I havenโt worked with GridView too much, and after you tricked him, find him more complex than I need, but missed out on some very basic abilities that I would expect from him. Undoubtedly, its implementation makes sense, given that its 90% of the time is associated with binding to a data set, especially declaratively, but I intend to bind it to IEnumerable<T>in the code.

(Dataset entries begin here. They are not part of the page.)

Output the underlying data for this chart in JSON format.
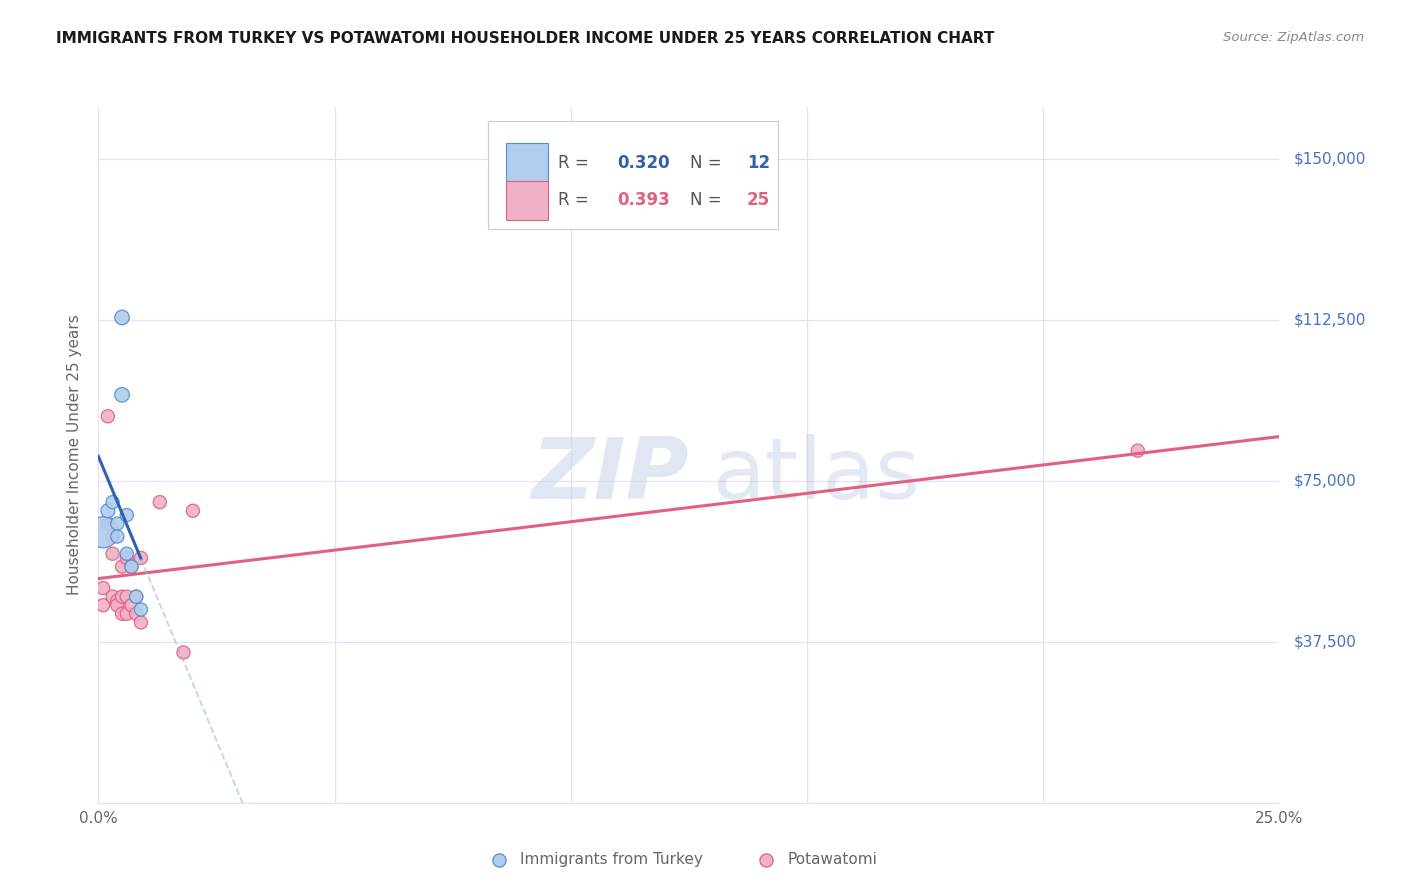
{
  "title": "IMMIGRANTS FROM TURKEY VS POTAWATOMI HOUSEHOLDER INCOME UNDER 25 YEARS CORRELATION CHART",
  "source": "Source: ZipAtlas.com",
  "ylabel": "Householder Income Under 25 years",
  "yticks": [
    0,
    37500,
    75000,
    112500,
    150000
  ],
  "ytick_labels": [
    "",
    "$37,500",
    "$75,000",
    "$112,500",
    "$150,000"
  ],
  "xlim": [
    0.0,
    0.25
  ],
  "ylim": [
    0,
    162000
  ],
  "legend_blue_r": "0.320",
  "legend_blue_n": "12",
  "legend_pink_r": "0.393",
  "legend_pink_n": "25",
  "blue_scatter_x": [
    0.001,
    0.002,
    0.003,
    0.004,
    0.004,
    0.005,
    0.005,
    0.006,
    0.006,
    0.007,
    0.008,
    0.009
  ],
  "blue_scatter_y": [
    63000,
    68000,
    70000,
    65000,
    62000,
    113000,
    95000,
    67000,
    58000,
    55000,
    48000,
    45000
  ],
  "blue_scatter_size": [
    500,
    100,
    90,
    90,
    90,
    110,
    110,
    90,
    90,
    90,
    90,
    90
  ],
  "pink_scatter_x": [
    0.001,
    0.001,
    0.002,
    0.002,
    0.003,
    0.003,
    0.003,
    0.004,
    0.004,
    0.005,
    0.005,
    0.005,
    0.006,
    0.006,
    0.006,
    0.007,
    0.007,
    0.008,
    0.008,
    0.009,
    0.009,
    0.013,
    0.018,
    0.02,
    0.22
  ],
  "pink_scatter_y": [
    50000,
    46000,
    90000,
    65000,
    62000,
    58000,
    48000,
    47000,
    46000,
    55000,
    48000,
    44000,
    57000,
    48000,
    44000,
    55000,
    46000,
    48000,
    44000,
    57000,
    42000,
    70000,
    35000,
    68000,
    82000
  ],
  "pink_scatter_size": [
    90,
    90,
    90,
    90,
    90,
    90,
    90,
    90,
    90,
    90,
    90,
    90,
    90,
    90,
    90,
    90,
    90,
    90,
    90,
    90,
    90,
    90,
    90,
    90,
    90
  ],
  "blue_fill_color": "#b0ccee",
  "blue_edge_color": "#5090cc",
  "pink_fill_color": "#f0b0c8",
  "pink_edge_color": "#e06080",
  "blue_line_color": "#3060b0",
  "pink_line_color": "#e06080",
  "blue_dash_color": "#90b8e0",
  "grid_color": "#e8e0f0",
  "bg_color": "#ffffff",
  "title_color": "#1a1a1a",
  "source_color": "#888888",
  "axis_label_color": "#666666",
  "ytick_right_color": "#4472c4",
  "xtick_color": "#666666"
}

I need the ability to easily do the following
- a) are tied to
IEnumerable<T>, where columns can be limited only by certain properties of the typeT - b) is requested to return a collection of its rows, where each row can have a cell that looked for a property that was bound to
in principle, something that implements the following interface would be nice
public interface IEasyGridBinder {
void Bind<T>(IEnumerable<T> bindableObjects, params string[] propertiesToBind);
IList<IDictionary<string, string>> Values {get;}
}
To get this, do I have to write my own custom EasyGridBinder that inherits from the GridView and implements this interface, or is there really a simple way to do this that I'm just not familiar with?

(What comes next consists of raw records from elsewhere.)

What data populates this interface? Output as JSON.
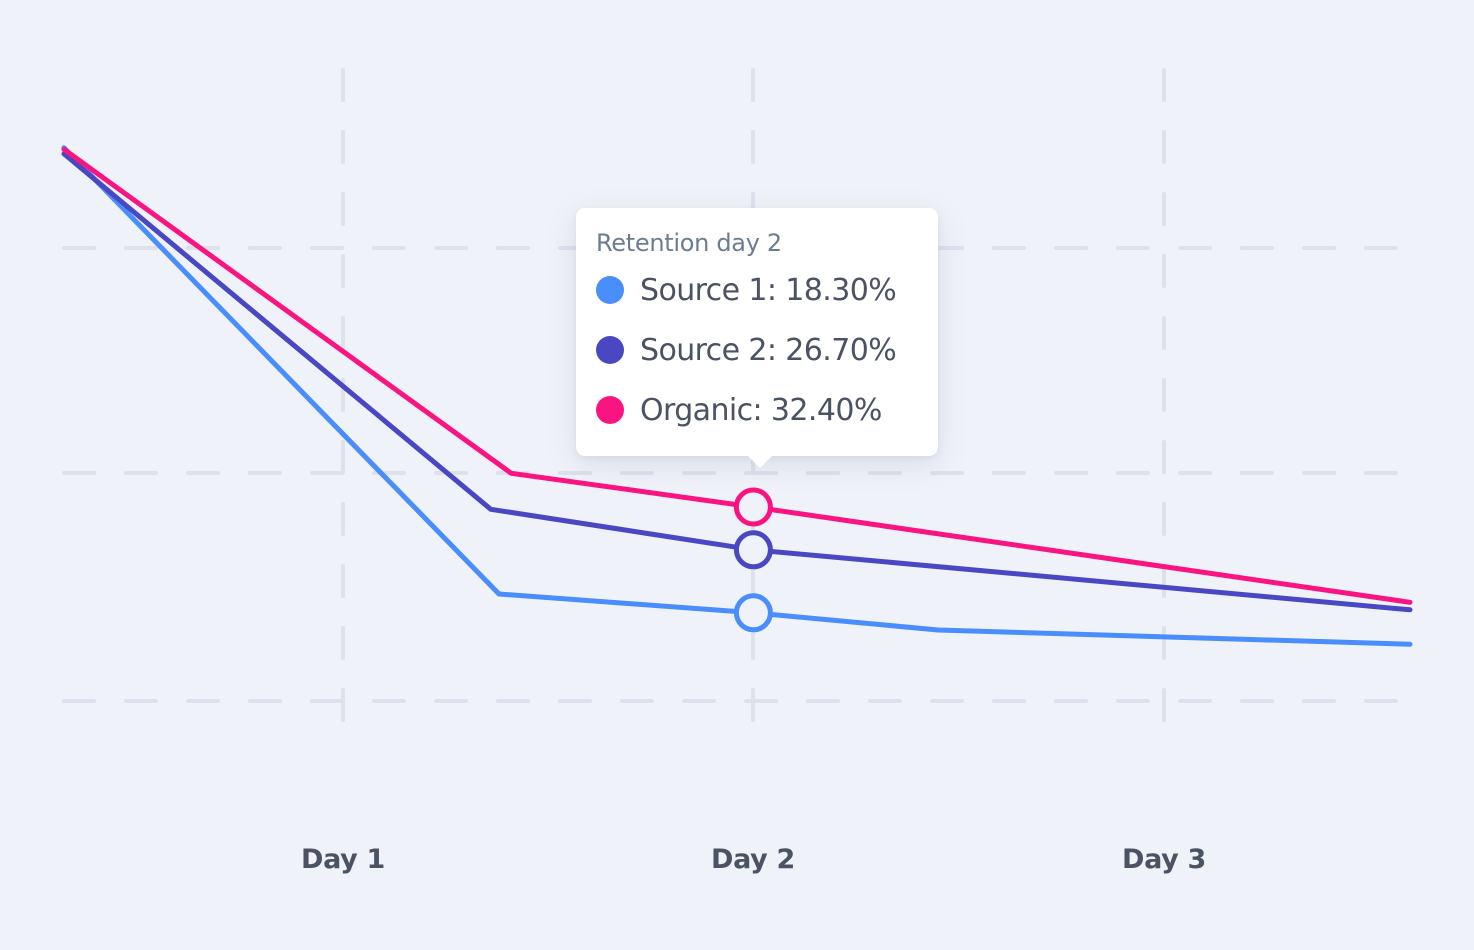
{
  "colors": {
    "background": "#eff2f8",
    "grid": "#dde1ec",
    "text": "#4b5264",
    "tooltip_title": "#6e7c90"
  },
  "tooltip": {
    "title": "Retention day 2",
    "rows": [
      {
        "series": "Source 1",
        "text": "Source 1: 18.30%",
        "color": "#4a8dfc"
      },
      {
        "series": "Source 2",
        "text": "Source 2: 26.70%",
        "color": "#4a47c2"
      },
      {
        "series": "Organic",
        "text": "Organic: 32.40%",
        "color": "#fa1482"
      }
    ]
  },
  "chart_data": {
    "type": "line",
    "title": "",
    "xlabel": "",
    "ylabel": "",
    "x_ticks": [
      {
        "value": 1,
        "label": "Day 1"
      },
      {
        "value": 2,
        "label": "Day 2"
      },
      {
        "value": 3,
        "label": "Day 3"
      }
    ],
    "xlim": [
      0.32,
      3.6
    ],
    "ylim": [
      -6.8,
      93.2
    ],
    "y_gridlines": [
      67,
      37,
      6.6
    ],
    "grid": true,
    "grid_style": "dashed",
    "legend": "tooltip",
    "highlight_x": 2,
    "series": [
      {
        "name": "Source 1",
        "color": "#4a8dfc",
        "points": [
          [
            0.32,
            80.3
          ],
          [
            1.38,
            20.8
          ],
          [
            2,
            18.3
          ],
          [
            2.45,
            16.0
          ],
          [
            3.6,
            14.1
          ]
        ]
      },
      {
        "name": "Source 2",
        "color": "#4a47c2",
        "points": [
          [
            0.32,
            79.5
          ],
          [
            1.36,
            32.1
          ],
          [
            2,
            26.7
          ],
          [
            3.6,
            18.7
          ]
        ]
      },
      {
        "name": "Organic",
        "color": "#fa1482",
        "points": [
          [
            0.32,
            80.1
          ],
          [
            1.41,
            36.9
          ],
          [
            2,
            32.4
          ],
          [
            3.6,
            19.7
          ]
        ]
      }
    ]
  }
}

PS Bonus points if I can write something like
myGrid.Bind(myEntities, e=>{e.Id; e.Name; e.Customer.Name;});
But I suppose I can figure it out after reading the expressions
Follow-up question: Is there no way to get the raw data that was entered into gridview and not converted to html? If the field received as input contains an empty string, the cell seems to contain "" so is there no way to distinguish between entering an empty string and a space? If this is true, then I will probably return to the implementation of most of the GridView functions.